The formula for the probability of getting exactly k successes (heads) in n independent trials is:
P(k) = n C k * p^k * q^(n-k)
Where:
- n C k means "n choose k," which represents the number of combinations of n items taken k at a time.
- p is the probability of success (in this case, the probability of getting a head on any one toss).
- q is the probability of failure (in this case, the probability of getting a tail on any one toss), which is equal to 1 - p.
Now, let's calculate the probability of getting exactly 4 heads:
P(4) = 8 C 4 * (0.5)^4 * (1 - 0.5)^(8 - 4)

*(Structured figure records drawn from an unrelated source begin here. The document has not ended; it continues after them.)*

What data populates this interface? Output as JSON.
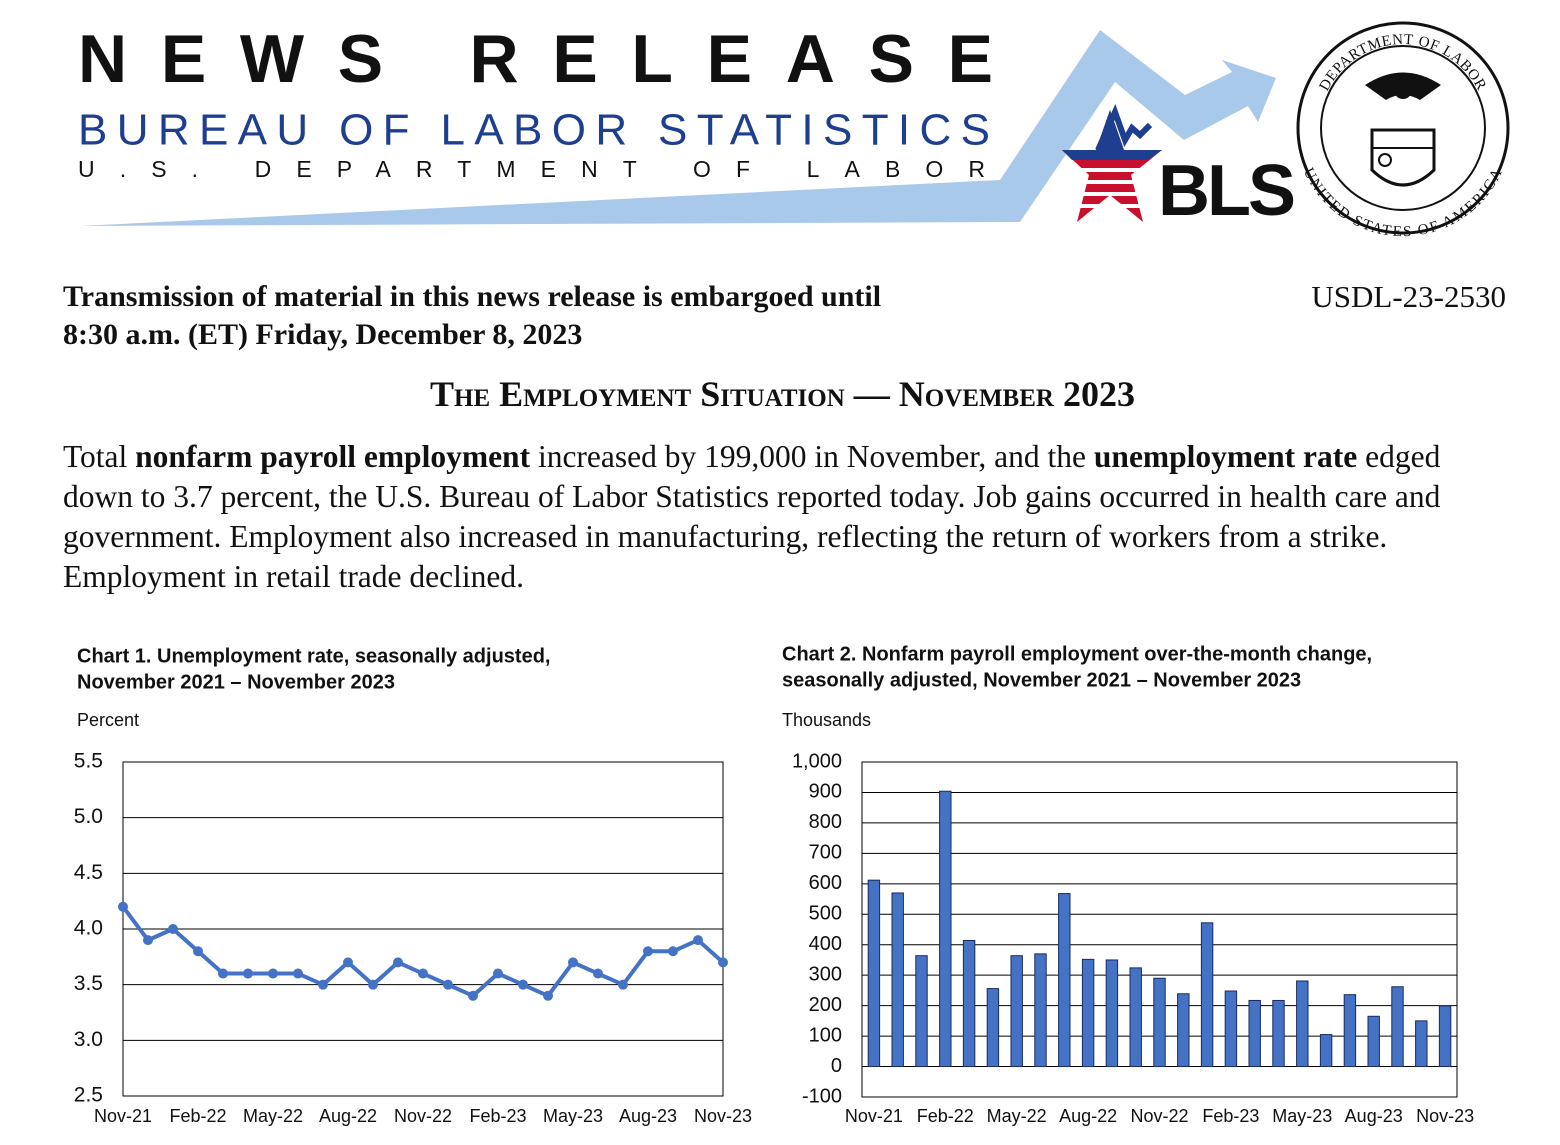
{
  "header": {
    "title": "NEWS RELEASE",
    "agency": "BUREAU OF LABOR STATISTICS",
    "department": "U.S. DEPARTMENT OF LABOR",
    "logo": "BLS",
    "seal_top": "DEPARTMENT OF LABOR",
    "seal_bottom": "UNITED STATES OF AMERICA"
  },
  "embargo": [
    "Transmission of material in this news release is embargoed until",
    "8:30 a.m. (ET) Friday, December 8, 2023"
  ],
  "release_number": "USDL-23-2530",
  "headline": "The Employment Situation — November 2023",
  "summary": [
    {
      "text": "Total ",
      "bold": false
    },
    {
      "text": "nonfarm payroll employment",
      "bold": true
    },
    {
      "text": " increased by 199,000 in November, and the ",
      "bold": false
    },
    {
      "text": "unemployment rate",
      "bold": true
    },
    {
      "text": " edged down to 3.7 percent, the U.S. Bureau of Labor Statistics reported today. Job gains occurred in health care and government. Employment also increased in manufacturing, reflecting the return of workers from a strike. Employment in retail trade declined.",
      "bold": false
    }
  ],
  "chart_data": [
    {
      "type": "line",
      "title": [
        "Chart 1. Unemployment rate, seasonally adjusted,",
        "November 2021 – November 2023"
      ],
      "y_label": "Percent",
      "categories": [
        "Nov-21",
        null,
        null,
        "Feb-22",
        null,
        null,
        "May-22",
        null,
        null,
        "Aug-22",
        null,
        null,
        "Nov-22",
        null,
        null,
        "Feb-23",
        null,
        null,
        "May-23",
        null,
        null,
        "Aug-23",
        null,
        null,
        "Nov-23"
      ],
      "values": [
        4.2,
        3.9,
        4.0,
        3.8,
        3.6,
        3.6,
        3.6,
        3.6,
        3.5,
        3.7,
        3.5,
        3.7,
        3.6,
        3.5,
        3.4,
        3.6,
        3.5,
        3.4,
        3.7,
        3.6,
        3.5,
        3.8,
        3.8,
        3.9,
        3.7
      ],
      "color": "#4472c4",
      "ylim": [
        2.5,
        5.5
      ],
      "yticks": [
        2.5,
        {
          "value": 3,
          "label": "3.0"
        },
        3.5,
        {
          "value": 4,
          "label": "4.0"
        },
        4.5,
        {
          "value": 5,
          "label": "5.0"
        },
        5.5
      ],
      "grid": true
    },
    {
      "type": "bar",
      "title": [
        "Chart 2. Nonfarm payroll employment over-the-month change,",
        "seasonally adjusted, November 2021 – November 2023"
      ],
      "y_label": "Thousands",
      "categories": [
        "Nov-21",
        null,
        null,
        "Feb-22",
        null,
        null,
        "May-22",
        null,
        null,
        "Aug-22",
        null,
        null,
        "Nov-22",
        null,
        null,
        "Feb-23",
        null,
        null,
        "May-23",
        null,
        null,
        "Aug-23",
        null,
        null,
        "Nov-23"
      ],
      "values": [
        612,
        570,
        364,
        904,
        414,
        256,
        364,
        370,
        568,
        352,
        350,
        324,
        290,
        239,
        472,
        248,
        217,
        217,
        281,
        105,
        236,
        165,
        262,
        150,
        199
      ],
      "color": "#4472c4",
      "ylim": [
        -100,
        1000
      ],
      "yticks": [
        -100,
        0,
        100,
        200,
        300,
        400,
        500,
        600,
        700,
        800,
        900,
        {
          "value": 1000,
          "label": "1,000"
        }
      ],
      "grid": true
    }
  ]
}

To calculate 8 C 4 (8 choose 4), we can use the formula:
n C k = n! / (k! * (n - k)!)
8 C 4 = 8! / (4! * (8 - 4)!)
8! = 8 * 7 * 6 * 5 * 4 * 3 * 2 * 1
4! = 4 * 3 * 2 * 1
Calculating the above expression:
8 C 4 = (8 * 7 * 6 * 5 * 4 * 3 * 2 * 1) / [(4 * 3 * 2 * 1) * (4 * 3 * 2 * 1)]
= (8 * 7 * 6 * 5) / (4 * 3 * 2)
= 70
Therefore, P(4) = 70 * (0.5)^4 * (0.5)^(8 - 4).
Calculating further:
P(4) = 70 * (0.5)^4 * (0.5)^4
= 70 * (1/16) * (1/16)
= 70/256
≈ 0.273
The probability of getting exactly 4 heads when tossing a coin 8 times with a probability of 0.5 for each head is approximately 0.273, to the nearest thousandth.